Vacation Two Days after Diagnosis

Corvids coast on thermals up to the house on the mountain. They swim
the sky like it’s water. And we, naked two, eat oatmeal and honey. We swim

into the morning through grand ideas on reparations. Poor folks glide into debt
at the bottom of this wistful weekend rental. Thoughts I want to shun swim:

diagnosis to caress, pubic hair to hair loss, radiation to burial. Plant me with a tree,
you say. Or let my ashes skim the skies with the other black birds. Plenty of couples swim

through age and dinner parties, bored and unscathed. I’m interrupting this gorgeous morning,
pardon me. Beloved, I’ll try to admire the crown molding that you study till your eye swims

from one end of the skylight to the other. You’re planning our home. I know. Your smile
breaks and we watch the fog settle over the range, settle on the settee. Maybe we’ll swim

in the jacuzzi. This morning a black bird chirps from the rail. Outside, time slides
like a current, steady, unstoppable. This early spring Sunday we sample luxury, our heads swim

with days-old news.
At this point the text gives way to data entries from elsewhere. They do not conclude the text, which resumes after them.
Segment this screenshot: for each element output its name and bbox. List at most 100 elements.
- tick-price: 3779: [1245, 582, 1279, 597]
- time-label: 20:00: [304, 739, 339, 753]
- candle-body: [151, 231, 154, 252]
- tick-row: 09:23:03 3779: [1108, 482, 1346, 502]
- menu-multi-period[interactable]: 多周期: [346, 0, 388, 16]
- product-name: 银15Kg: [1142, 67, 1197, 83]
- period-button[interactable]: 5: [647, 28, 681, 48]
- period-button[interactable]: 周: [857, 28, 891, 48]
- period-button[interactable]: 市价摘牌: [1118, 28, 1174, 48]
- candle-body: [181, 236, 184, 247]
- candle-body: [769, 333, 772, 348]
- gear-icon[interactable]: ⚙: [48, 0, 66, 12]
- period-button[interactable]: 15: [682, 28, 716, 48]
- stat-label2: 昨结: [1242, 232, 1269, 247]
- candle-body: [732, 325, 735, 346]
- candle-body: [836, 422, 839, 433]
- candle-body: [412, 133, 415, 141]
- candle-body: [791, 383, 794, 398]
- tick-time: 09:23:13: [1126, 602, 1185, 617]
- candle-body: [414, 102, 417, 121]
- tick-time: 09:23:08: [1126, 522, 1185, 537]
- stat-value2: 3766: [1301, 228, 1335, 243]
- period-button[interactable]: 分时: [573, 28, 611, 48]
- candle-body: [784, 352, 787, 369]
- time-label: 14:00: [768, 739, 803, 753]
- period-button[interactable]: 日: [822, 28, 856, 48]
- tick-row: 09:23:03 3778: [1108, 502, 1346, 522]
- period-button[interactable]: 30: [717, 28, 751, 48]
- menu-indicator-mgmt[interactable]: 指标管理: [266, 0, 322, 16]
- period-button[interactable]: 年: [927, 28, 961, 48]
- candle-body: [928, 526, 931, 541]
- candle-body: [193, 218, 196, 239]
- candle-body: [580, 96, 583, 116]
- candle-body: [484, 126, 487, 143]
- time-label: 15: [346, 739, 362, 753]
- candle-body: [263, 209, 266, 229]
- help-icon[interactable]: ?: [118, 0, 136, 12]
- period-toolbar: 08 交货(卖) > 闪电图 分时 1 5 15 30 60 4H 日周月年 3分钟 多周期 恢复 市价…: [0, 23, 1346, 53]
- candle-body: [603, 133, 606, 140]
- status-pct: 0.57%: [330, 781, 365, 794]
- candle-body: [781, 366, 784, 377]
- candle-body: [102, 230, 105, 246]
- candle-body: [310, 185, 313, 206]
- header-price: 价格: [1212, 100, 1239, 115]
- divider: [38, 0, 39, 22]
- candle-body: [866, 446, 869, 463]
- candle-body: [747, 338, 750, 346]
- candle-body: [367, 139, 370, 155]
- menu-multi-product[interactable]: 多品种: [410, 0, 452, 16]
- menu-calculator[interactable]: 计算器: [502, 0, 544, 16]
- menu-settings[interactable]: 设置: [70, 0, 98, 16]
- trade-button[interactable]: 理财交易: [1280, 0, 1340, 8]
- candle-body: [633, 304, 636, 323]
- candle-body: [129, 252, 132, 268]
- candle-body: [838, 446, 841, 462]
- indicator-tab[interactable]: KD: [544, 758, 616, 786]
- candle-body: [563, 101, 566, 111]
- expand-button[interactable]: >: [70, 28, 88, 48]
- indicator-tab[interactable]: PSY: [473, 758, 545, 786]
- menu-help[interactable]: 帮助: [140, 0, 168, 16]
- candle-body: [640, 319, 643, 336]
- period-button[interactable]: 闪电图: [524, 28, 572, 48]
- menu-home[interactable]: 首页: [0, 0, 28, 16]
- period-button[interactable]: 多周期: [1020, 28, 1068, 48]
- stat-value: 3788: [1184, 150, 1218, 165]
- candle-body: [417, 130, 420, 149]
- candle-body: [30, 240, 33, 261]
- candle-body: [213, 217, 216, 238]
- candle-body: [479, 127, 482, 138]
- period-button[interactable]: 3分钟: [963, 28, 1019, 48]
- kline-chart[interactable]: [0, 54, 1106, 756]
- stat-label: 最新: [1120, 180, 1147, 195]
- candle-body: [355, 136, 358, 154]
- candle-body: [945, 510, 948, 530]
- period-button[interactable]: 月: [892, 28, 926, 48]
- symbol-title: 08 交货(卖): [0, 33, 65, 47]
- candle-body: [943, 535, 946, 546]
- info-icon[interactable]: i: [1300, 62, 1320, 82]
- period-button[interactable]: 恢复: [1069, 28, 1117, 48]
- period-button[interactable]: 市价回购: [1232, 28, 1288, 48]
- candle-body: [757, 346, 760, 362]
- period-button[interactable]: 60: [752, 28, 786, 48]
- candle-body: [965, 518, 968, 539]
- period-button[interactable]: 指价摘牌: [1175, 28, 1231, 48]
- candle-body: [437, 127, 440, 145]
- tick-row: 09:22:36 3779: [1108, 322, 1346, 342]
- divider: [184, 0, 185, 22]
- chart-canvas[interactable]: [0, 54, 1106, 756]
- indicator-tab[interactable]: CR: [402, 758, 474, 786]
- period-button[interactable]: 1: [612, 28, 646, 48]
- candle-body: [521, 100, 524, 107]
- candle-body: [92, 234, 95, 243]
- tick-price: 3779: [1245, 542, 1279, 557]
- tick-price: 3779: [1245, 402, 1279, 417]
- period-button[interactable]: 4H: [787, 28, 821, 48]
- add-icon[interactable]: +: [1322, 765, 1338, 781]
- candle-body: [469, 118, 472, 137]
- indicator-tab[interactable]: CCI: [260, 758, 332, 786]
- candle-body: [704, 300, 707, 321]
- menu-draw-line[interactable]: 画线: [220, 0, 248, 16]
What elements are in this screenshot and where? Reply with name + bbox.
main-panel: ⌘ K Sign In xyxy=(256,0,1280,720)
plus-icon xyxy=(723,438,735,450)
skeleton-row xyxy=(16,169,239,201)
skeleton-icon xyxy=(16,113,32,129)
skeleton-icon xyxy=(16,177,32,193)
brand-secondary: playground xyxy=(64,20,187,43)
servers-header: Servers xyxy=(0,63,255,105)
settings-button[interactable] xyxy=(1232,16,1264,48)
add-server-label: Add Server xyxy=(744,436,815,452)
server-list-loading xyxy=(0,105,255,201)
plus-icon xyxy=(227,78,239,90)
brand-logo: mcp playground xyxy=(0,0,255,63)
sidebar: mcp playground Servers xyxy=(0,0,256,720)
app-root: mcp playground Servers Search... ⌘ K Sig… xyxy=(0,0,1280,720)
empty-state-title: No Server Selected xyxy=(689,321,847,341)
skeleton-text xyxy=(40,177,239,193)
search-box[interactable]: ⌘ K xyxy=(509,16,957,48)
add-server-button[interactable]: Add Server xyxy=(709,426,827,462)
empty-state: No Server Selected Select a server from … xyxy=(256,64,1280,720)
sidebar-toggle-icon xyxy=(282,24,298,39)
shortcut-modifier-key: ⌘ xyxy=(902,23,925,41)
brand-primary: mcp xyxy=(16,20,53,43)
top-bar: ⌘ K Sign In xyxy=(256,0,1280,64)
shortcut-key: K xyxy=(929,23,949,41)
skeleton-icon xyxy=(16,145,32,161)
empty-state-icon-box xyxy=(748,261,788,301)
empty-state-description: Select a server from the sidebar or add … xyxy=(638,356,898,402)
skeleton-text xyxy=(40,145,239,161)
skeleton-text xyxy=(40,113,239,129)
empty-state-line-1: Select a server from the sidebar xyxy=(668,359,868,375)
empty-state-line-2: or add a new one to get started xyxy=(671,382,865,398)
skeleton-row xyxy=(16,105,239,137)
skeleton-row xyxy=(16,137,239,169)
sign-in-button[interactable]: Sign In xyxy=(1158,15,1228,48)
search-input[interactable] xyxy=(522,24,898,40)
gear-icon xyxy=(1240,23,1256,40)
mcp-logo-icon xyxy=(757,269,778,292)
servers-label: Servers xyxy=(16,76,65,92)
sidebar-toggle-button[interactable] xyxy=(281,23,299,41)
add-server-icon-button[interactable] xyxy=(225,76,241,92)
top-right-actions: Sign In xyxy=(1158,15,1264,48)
Forgive me, I don’t want to talk to you about illness today. I don’t want
my fear in your pocket. Still, cancer is a distant siren getting close. It’s funny, my desire swims

to your mouth and only stops when you apologize for your body. I wish our names weren’t
in this story. As for the metastasis in your body, may it drown. May radiotherapy win.

Maya Marshall is the author of the poetry collection All the Blood Involved in Love. She cofounded underbelly, the journal on the practical magic of poetic revision. Her writing has been published in Boston Review, Crazyhorse, Best New Poets, Poets & Writers, and elsewhere. She is an assistant professor of English and creative writing at Adelphi University.